Tuesday, June 11, 2013

Confessions of an Independent Turned Libertarian

How many people reading this truly remember September 11, 2001?  Do you remember exactly how you felt, or has the passage of time muted those feelings?

My daughter said this past year, on the eleventh anniversary of 9/11, that really, her class was the last one that truly remembers anything about that day.  She may be right, but even then, I think most of us have forgotten so much.  Especially those of us who weren't in New York City, Shanksville, or Washington D.C.  

We were scared, in a way I don't think the American public has been scared since Pearl Harbor or the Cuban Missile Crisis.  Pearl Harbor was our entry to World War II.  The Cuban Missile Crisis gave stronger legs to the Cold War and also to our involvement in Vietnam.  9/11 gave us the ongoing war in Afghanistan, the war in Iraq and the Patriot Act.  

If you look at the numbers, at the time, for the approval of the Patriot Act, they were high.  People wanted to be safe.  While there were lone detractors, most Americans were willing to sacrifice a little in the name of safety.  Of course, in all honesty, the Patriot Act, as it exists now, is far worse than it was in the first days of its passage, but that's the way government works.  We were scared, and we consented to a reduction in freedom for safety.

Today, we are bowing under the burden of multiple government scandals, the biggest one being the revelation that the National Security Agency (NSA), is monitoring the phone records of Verizon customers, and monitoring the internet actions of members of Google, Yahoo, Microsoft and even Facebook.  It seems the places we spend the most time, the government has decided concerns of our National Security.  Who we talk to, when we talk to them, where we are calling them from, how long we talk to them, what we share on facebook, what we search for on the internet via search engines.  It's crazy, right?  

There were voices crying in the wilderness that this would happen, way back when the Patriot Act was first passed, but most people brushed those voices aside.

I was one of those people who brushed aside the warnings, and I'm here to confess.  I was wrong.  Whether or not the this monstrous intrusiveness was initiated under the Bush Administration or the Obama Administration, I was wrong.  Even if the original intent of the Patriot Act was only to track the activities of those suspected of terrorism, I was wrong.  With the exponential growth of the Government, year after year, Administration after Administration, it was foolish for anyone to believe that we wouldn't eventually come to this point.  Power corrupts, you know.  I was scared, and I wasn't thinking long term or down the road.  I was thinking only that my world had changed dramatically, in just a few hours, and my children would be forced to grow up in this new world, which was far more frightening than the old world.  I was wrong.

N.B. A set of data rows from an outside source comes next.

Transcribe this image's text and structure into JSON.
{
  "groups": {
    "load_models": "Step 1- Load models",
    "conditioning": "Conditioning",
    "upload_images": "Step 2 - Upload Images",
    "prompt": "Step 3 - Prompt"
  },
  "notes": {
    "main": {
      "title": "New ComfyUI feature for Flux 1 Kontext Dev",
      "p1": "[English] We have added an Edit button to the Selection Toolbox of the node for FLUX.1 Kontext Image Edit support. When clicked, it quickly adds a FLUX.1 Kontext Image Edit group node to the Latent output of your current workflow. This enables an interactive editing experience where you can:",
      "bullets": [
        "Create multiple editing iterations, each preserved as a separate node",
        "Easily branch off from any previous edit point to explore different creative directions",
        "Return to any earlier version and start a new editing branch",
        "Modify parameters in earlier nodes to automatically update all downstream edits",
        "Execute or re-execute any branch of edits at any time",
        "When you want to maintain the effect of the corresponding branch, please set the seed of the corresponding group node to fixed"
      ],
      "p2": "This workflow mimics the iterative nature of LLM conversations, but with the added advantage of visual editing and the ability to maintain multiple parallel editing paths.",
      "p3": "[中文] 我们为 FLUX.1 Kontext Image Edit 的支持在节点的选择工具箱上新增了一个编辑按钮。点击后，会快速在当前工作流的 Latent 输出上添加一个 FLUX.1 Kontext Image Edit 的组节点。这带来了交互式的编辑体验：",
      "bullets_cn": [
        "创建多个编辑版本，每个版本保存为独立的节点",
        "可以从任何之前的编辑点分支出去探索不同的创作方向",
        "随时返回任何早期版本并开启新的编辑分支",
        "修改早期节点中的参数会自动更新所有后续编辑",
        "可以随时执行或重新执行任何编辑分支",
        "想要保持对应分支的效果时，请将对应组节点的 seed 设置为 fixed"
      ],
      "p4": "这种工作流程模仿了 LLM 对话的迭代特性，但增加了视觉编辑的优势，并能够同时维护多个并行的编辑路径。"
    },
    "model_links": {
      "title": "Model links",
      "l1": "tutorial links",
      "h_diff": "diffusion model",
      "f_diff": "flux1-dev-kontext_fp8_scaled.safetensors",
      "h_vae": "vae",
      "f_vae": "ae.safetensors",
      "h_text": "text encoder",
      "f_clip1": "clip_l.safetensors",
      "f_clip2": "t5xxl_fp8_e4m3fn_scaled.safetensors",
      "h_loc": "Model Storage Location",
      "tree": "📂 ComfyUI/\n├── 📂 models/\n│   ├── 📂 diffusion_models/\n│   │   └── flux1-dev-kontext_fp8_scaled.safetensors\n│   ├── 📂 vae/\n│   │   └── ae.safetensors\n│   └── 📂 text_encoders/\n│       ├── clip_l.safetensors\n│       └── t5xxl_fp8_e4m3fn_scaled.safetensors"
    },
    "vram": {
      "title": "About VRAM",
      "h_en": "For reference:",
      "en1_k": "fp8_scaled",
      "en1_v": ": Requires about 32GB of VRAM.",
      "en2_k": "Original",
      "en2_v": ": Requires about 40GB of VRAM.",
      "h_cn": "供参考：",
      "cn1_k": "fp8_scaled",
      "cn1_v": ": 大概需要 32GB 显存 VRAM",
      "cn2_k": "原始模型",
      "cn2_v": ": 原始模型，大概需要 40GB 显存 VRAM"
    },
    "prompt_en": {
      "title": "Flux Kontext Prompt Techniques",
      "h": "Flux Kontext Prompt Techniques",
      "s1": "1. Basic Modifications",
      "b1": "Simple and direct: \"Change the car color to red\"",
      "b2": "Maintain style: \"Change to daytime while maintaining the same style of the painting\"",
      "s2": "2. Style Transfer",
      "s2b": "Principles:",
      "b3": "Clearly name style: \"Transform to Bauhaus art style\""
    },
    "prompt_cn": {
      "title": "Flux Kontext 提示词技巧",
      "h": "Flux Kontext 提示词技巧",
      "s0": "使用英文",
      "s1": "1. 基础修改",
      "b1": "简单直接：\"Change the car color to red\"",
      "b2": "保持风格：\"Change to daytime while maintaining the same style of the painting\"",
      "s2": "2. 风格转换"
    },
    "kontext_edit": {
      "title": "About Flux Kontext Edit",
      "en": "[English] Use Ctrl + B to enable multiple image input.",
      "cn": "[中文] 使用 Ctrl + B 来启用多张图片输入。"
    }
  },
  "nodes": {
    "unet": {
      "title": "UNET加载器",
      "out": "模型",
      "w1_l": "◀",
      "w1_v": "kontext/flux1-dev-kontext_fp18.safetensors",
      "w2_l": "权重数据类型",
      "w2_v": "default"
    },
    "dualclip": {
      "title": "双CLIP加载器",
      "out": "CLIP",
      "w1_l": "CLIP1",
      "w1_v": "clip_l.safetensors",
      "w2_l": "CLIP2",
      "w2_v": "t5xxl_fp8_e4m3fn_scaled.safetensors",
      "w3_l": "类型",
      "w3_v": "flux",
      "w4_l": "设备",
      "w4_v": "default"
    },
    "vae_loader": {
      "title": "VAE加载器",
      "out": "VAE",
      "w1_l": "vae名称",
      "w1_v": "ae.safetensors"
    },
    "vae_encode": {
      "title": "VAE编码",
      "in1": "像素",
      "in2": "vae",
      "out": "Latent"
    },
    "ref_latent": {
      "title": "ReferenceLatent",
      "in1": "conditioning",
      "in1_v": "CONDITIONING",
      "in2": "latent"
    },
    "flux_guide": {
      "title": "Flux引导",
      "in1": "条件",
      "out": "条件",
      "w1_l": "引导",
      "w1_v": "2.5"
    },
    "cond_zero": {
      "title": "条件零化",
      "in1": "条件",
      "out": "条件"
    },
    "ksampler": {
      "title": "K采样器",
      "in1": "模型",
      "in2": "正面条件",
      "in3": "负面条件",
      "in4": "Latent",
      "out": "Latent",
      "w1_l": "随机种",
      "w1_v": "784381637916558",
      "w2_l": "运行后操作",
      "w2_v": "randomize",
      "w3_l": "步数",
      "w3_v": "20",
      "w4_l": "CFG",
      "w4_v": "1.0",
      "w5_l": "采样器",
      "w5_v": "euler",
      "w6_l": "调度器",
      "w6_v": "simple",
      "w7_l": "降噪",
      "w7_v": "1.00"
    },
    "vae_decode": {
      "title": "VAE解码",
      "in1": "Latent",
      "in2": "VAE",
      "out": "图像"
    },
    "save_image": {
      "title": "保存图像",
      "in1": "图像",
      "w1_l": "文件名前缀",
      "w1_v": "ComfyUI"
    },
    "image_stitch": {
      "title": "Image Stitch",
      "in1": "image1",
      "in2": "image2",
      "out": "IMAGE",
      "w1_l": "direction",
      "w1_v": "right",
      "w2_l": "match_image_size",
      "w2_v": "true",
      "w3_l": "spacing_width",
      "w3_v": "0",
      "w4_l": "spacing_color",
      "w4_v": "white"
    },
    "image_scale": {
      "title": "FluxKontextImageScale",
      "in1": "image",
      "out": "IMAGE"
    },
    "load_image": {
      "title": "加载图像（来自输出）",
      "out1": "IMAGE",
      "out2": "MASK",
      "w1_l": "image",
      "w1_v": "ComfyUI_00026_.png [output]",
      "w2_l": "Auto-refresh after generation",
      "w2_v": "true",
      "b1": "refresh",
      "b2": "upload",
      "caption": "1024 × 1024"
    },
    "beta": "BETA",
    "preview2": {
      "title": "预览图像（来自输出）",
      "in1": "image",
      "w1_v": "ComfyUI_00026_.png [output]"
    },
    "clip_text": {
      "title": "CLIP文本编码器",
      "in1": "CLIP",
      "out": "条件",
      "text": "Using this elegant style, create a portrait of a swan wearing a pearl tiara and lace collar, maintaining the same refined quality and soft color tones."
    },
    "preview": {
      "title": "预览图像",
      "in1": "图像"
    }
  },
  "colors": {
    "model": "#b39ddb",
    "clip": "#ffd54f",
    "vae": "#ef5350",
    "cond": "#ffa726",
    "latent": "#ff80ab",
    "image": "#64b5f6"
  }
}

What puzzles me, is that the voices that were so clear, those voices in the wilderness back in the aftermath of 9/11, many of those voices are notoriously silent.  Some are even defending this policy, now, when under a different President, they were screaming bloody murder.  I've started to think many of those voices were simply partisan voices, trying to undermine one administration.   Especially those voices going on during the election of 2004. Where are they now? 

I was wrong.  The overreaching power grab by the Bush Administration, backed by a bipartisan majority of the Congress and Senate was wrong.  And if it was so wrong back then, it's even more wrong today.  Anyone who decried that action nine years ago, but is silent today, is the worst kind of hypocrite.  The actions didn't get better, they got worse, as is almost always the case when the government seizes control of something new.  If it was bad then, if it was a civil liberties violation then, it is even more so now.  

I realized a few months ago, that I never quite understood Patrick Henry's speech on the floor of Congress.  I never quite understood what he meant.  If I had, I would have been less supportive of the Patriot Act, and more supportive of the voices in the wilderness, now gone silent.  "Give me liberty or give me death."

I'd rather face the barrel of a gun, than face the erosion of my freedom.  That's what Mr. Henry meant, and that's what, in our fear, in our life altering moment, that's what we forgot.

Do you remember how you felt on September 11?  I do, and it doesn't change that I was wrong.